Uit deze periode zijn geen stamboeken bewaard gebleven, maar ze staan wel op een lijst in het maandblad de Star van augustus 1822. Ze staan daar op hoeve 14, maar als in 1825 alles heringedeeld en hernummerd is, volgens dit besluit, wonen ze niet meer in Wilhelminaoord maar in de kolonie Frederiksoord op hoeve 91. Terwijl andere kolonistengezinnen regelmatig verplaatst worden zullen de Duikers altijd op die hoeve blijven wonen. Zie voor de locatie dit kaartje (tegenwoordig is dat Wilhelminaoord, maar toen hoorde dat bij Frederiksoord).
Voor geïnteresseerden: in invnr 1392 heb ik een keer een mapje
gezien met de doopextracten van het gezin, maar daarvan zijn geen
scans dus dat moet op het archief.
Ingedeelden
Zoals alle kolonistengezinnen krijgen ze ingedeelde wezen in huis
en in het geval van de Duikers is dat Arie Roesteen uit
Oudewater. Over de manier waarop die behandeld wordt komen
klachten uit Oudewater. Daarover is een verhaaltje op deze pagina.
Arie Roesteen zou nooit naar de kerk gaan, 'somwijl zonder koussen
en als in lompen gehuld moeten lopen', slaag krijgen als hij niet
genoeg werkte, terwijl hij bij Duiker 'zoo veel honger lijdt, dat
hij bij andere kolonisten een stuk brood moet vragen'.

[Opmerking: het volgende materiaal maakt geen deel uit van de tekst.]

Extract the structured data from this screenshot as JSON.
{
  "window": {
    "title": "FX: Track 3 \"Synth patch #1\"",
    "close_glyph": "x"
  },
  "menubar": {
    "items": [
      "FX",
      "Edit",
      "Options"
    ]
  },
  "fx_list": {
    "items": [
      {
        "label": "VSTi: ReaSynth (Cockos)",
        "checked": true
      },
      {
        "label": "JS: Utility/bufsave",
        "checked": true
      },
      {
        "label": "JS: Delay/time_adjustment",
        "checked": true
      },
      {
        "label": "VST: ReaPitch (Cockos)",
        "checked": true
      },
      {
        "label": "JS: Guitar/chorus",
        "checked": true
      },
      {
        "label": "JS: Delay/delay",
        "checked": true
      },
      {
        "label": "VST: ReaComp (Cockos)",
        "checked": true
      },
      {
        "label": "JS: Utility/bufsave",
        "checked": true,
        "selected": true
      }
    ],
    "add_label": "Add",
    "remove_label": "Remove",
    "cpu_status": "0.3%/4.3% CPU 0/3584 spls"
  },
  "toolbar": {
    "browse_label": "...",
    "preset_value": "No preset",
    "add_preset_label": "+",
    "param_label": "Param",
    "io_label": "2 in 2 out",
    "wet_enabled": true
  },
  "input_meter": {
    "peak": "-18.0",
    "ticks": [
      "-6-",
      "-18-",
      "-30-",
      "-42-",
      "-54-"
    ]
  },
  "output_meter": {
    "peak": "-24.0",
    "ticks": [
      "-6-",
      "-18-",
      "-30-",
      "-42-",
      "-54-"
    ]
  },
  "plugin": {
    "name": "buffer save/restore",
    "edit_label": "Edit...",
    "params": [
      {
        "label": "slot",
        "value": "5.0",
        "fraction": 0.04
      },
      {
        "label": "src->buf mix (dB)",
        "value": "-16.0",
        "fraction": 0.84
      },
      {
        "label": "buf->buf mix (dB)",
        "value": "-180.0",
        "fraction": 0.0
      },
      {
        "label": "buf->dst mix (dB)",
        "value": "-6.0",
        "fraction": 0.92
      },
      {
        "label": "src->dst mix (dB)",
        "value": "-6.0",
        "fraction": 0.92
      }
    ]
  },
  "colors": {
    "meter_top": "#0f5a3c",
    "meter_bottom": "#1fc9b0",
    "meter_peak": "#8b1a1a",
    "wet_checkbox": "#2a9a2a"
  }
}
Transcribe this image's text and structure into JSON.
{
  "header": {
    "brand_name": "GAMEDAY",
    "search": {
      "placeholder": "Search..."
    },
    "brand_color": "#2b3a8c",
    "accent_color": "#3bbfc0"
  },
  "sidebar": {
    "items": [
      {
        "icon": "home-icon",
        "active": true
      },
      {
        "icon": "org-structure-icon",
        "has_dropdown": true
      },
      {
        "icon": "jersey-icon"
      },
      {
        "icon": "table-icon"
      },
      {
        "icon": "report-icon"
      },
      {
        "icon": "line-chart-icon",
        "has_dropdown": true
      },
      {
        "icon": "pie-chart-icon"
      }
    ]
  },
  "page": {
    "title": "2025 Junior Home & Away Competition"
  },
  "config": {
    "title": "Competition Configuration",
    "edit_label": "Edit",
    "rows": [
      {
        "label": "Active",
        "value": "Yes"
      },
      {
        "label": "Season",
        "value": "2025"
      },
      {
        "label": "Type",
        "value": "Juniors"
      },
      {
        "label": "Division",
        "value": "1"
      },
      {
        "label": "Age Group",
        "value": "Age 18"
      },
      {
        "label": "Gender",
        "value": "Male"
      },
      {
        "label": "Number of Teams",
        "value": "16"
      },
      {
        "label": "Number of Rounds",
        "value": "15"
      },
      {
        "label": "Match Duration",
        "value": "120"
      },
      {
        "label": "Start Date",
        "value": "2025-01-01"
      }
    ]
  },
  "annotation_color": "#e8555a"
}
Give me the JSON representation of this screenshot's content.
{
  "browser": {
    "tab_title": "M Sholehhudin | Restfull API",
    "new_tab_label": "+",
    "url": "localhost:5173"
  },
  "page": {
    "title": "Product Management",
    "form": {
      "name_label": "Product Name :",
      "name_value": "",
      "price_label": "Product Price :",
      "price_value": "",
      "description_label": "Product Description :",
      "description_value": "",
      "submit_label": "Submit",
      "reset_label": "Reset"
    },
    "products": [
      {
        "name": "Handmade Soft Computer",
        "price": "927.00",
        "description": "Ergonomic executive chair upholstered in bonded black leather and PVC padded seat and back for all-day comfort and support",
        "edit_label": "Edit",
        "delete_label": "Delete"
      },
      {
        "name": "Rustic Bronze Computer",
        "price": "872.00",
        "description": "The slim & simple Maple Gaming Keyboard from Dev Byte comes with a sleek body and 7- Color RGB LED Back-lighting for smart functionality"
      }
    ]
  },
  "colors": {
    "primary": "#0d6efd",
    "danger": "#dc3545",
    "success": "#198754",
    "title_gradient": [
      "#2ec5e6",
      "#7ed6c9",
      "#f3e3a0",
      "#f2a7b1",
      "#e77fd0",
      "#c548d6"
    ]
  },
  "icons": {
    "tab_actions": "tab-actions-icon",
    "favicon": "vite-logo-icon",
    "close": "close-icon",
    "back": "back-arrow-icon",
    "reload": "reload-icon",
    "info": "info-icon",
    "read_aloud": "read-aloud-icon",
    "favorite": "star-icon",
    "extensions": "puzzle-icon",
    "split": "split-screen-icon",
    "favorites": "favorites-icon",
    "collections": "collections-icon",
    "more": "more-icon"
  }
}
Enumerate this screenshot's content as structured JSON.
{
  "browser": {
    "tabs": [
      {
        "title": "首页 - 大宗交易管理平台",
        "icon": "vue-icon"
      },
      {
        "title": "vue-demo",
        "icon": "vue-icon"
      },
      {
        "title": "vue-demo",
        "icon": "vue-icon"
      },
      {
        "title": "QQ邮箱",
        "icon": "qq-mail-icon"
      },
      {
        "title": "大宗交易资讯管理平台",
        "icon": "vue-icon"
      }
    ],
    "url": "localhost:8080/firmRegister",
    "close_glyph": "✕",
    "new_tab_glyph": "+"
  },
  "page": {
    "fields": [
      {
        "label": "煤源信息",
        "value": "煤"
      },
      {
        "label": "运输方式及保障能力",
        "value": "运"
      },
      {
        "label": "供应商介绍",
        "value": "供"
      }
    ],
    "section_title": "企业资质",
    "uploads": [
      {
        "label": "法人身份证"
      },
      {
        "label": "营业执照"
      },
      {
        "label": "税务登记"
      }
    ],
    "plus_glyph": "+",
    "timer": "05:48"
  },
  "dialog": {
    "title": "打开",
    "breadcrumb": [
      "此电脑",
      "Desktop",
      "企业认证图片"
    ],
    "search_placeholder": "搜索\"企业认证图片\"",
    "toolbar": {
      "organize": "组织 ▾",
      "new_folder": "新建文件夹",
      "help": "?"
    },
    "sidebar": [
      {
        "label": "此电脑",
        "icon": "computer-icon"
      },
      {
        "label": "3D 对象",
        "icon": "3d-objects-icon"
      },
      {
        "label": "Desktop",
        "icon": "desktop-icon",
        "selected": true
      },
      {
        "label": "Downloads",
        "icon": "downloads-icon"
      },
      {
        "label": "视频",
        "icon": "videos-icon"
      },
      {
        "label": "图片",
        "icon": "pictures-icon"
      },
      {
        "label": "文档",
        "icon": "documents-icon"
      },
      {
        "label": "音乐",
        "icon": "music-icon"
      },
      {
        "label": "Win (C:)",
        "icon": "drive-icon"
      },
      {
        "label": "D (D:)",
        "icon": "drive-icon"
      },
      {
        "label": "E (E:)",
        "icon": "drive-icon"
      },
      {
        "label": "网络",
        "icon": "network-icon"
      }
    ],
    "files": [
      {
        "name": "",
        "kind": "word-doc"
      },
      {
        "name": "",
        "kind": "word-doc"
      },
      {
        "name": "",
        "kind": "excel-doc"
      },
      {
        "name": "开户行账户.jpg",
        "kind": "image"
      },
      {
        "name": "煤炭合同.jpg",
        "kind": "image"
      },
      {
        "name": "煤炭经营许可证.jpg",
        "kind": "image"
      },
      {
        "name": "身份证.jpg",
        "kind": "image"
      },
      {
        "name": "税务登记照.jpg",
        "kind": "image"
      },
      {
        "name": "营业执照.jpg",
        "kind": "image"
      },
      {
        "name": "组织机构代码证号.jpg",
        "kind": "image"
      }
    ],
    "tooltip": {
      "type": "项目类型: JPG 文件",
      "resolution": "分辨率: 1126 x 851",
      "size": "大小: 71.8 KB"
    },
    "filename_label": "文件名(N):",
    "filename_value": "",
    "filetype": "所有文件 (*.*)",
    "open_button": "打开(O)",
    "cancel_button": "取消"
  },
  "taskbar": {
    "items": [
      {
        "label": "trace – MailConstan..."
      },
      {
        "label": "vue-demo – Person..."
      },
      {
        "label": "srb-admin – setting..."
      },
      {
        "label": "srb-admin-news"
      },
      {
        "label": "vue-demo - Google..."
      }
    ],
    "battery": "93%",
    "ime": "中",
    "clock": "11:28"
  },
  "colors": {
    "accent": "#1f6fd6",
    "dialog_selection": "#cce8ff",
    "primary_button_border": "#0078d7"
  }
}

Als de directeur die klachten onderzoekt noemt hij Hendrik Jans
Duiker en zijn vrouw 'menschen enigsints ruw' en hij kan zich goed
voorstellen dat daar sprake is van 'te hoog vloeken'. Aan de
andere kant is Duiker iemand 'die door sterken arbeid veel geld
wint' en als de directeur kort na etenstijd bij de familie komt
ziet hij 'een grote portie gort, waar over vet en stroop' en ook
aan brood is er genoeg. De volledige stukken staan op deze
pagina.
Stamboeken
Vanaf 1825 zijn er stamboeken bewaard gebleven en de familie staat bij hoeve 91 in de boeken van kolonie 1 oftewel Frederiksoord met de invnrs 1346, 1347, 1348, 1349, 1350 en 1351. Zie bovenaan de pagina hoe de scans van die boeken te bereiken zijn. Uit die stamboeken neem ik de gezinsgegevens over:
● Hendrik Jans Duiker is volgens de op dit punt lang niet
altijd betrouwbare kolonieadministratie geboren op 13
september 1786. In zijn vorige leven zou hij kuiper en
landarbeider geweest zijn. Hij is rooms-katholiek terwijl de rest
van het gezin hervomd is (houd dat even vast!). Hij is getrouwd
met:
● Wijtske Pieters Bokma, geboren 8 maart 1786. Zij
zou vroeger spinster geweest zijn. Het echtpaar is aangekomen met
de volgende kinderen:
● Hitje Hendriks Duiker, geboren 18 september
1811,
● Pieter Duiker, geboren 5 juni 1813,
● Sjoerd Duiker, geboren 6 januari 1816, en
● Geert Duiker, geboren 4 augustus 1819.
Op de kolonie komen daar bij:
● Lamke Duiker, geboren 3 februari 1822,
● Grietje of Geertje Duiker, geboren 19
december 1823. Zij overlijdt op vierjarige leeftijd op 28
maart 1828,
● Jan Hendrik Duiker, geboren 29 augustus 1826,
en
● Geertje Duiker, geboren 23 februari 1829.
De jaren 1825 tot 1834
■ Op de zitting van de
kleine raad van 28 april 1827 vraagt vrouw Duiker veertien
dagen naar Workum te mogen 'om de erfenis harer overledene moeder
met andere aanverwanten te regelen'.
■ Op de zitting van de
kleine raad van 13 december 1828 komt vrouw Duiker klagen
'dat de boekhouder twee boezelaars in haar boekje had gebracht,
terwijl ze er maar een gehad had'.
■ Op de zitting
van de raad van tucht voor de gewone koloniën van 24 augustus
1829 moet Hendrik Duiker voorkomen omdat hij dronken is
geweest. Volgens hem is dat een gevolg van 'huisselijke
oneenigheden'. Dat zou wel eens te maken kunnen hebben met de
toestanden die in 1834 naar buiten komen, zie verderop. Omdat de
raad zeker weet dat Hendrik geen habituele drinker is, loopt het
met een sisser af.
■ Vanaf eind 1829 is er een stamboek aangelegd van alle op
contract geplaatste koloniebewoners. In dat invnr 1389 staan de
Duikers met de nummers 744-749. maar daar staat geen extra
informatie bij.
■ Op 14 mei 1831 wordt Hendrik Duiker voorgedragen als
kolonist van de eerste rang. Dat staat halverwege deze pagina. Het is
een bevordering, maar omdat het begrip 'kolonist van de eerste
rang' geleidelijk uit de boeken verdwijnt, houdt het niet zoveel
in.
■ Bij de zitting
van de raad van tucht van 29 oktober 1831 zit een bijlage
2, waarin vrouw Duiker en Hitje Duiker, hier allebei aangeduid als
Deuker, optreden als getuigen bij een vechtpartij.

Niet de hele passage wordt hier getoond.